Куча солдат окружила зрелище. Гогочут, зубы скалят, а мальчуган, как испуганный зверь, озирается.
— Ты что продавать нес, парнюга, ягоды-то? — пытает сердобольный поручик.
— Ага-а, — плаксиво тянет парнишка.
— Где ты живешь?
— Здеся, на станции.
— Родители есть?
— Не-ету-у! Красны сволочи тятьку убили, мать померла. Я Фомка, Бычкова Ивана сын.
— Ну, вот возьми гривенник за свои ягоды.
— Мне не надо денег, мне хлебушка бы. Я двои суток не ел. Ы-ы-ы.
Снова слезы.
— Отведите его на кухню, пусть Рублев накормит его досыта.
Повели молодчика. Накормили. Повеселел мальчишка, а лицо все такое же глупое, чумазо-сопливое. Даже сердобольный поручик, сплюнув, сказал.
— Бр-р! И бывают же типы. Размазня сопливая. Недаром и ягоды рассыпал.
Солдаты от скуки занялись было шутить с чумазым, но он оказался настолько глуп, что не понимал никаких шуток. Бросили его и к вечеру все позабыли о нем.
А мальчишка то кусок жадно уплетает, швыркая носом, то дрыхнет под скамьей у вокзала.
Вечером сбегал в забоку[4], наломал там прутьев и давай разные дудочки да «пикульки» строить.
Пройдет мимо какой-либо полусонный от жары солдат и внимания не обратит на тупого сопляка.

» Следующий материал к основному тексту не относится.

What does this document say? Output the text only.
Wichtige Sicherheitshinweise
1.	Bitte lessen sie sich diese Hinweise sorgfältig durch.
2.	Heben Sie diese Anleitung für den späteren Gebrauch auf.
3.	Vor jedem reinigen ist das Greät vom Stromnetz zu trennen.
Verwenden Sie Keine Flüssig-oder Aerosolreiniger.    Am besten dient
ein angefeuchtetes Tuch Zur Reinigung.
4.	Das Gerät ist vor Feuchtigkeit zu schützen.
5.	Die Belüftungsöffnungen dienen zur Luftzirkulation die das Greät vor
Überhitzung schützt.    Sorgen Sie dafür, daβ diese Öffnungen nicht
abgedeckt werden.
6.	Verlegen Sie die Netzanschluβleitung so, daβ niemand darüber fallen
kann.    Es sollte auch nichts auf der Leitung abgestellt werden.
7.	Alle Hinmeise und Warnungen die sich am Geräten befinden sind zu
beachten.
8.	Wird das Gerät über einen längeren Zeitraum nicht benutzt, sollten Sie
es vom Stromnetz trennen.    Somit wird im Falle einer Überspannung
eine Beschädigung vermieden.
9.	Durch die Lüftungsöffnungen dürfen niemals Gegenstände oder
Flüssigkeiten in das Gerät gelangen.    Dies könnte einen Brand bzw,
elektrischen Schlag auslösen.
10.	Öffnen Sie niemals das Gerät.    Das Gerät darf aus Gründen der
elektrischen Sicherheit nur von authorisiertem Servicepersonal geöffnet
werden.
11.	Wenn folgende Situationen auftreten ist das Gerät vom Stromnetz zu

Выждал сопляк, когда разморенные от пекла солдаты ушли в озерко купаться, а часть оставшихся в изнеможении дремала, заскочил в вагон с кучей прутьев, — видит винтовки в беспорядке валяются, Схватил он сразу три винтовки, окутал прутьями и — стрелой из вагона.
За пустыми вагонами ни души кругом. До забоки рукой подать. Отомчал винтовки в забоку и опять, как ни в чем не бывало, сидит дудочки делает да неуклюжие корзинки плетет.
С вечера раньше всех на открытом воздухе захрапел, поужинав в походной кухне. Лежит, жалко скорчившись, под рваным понитком.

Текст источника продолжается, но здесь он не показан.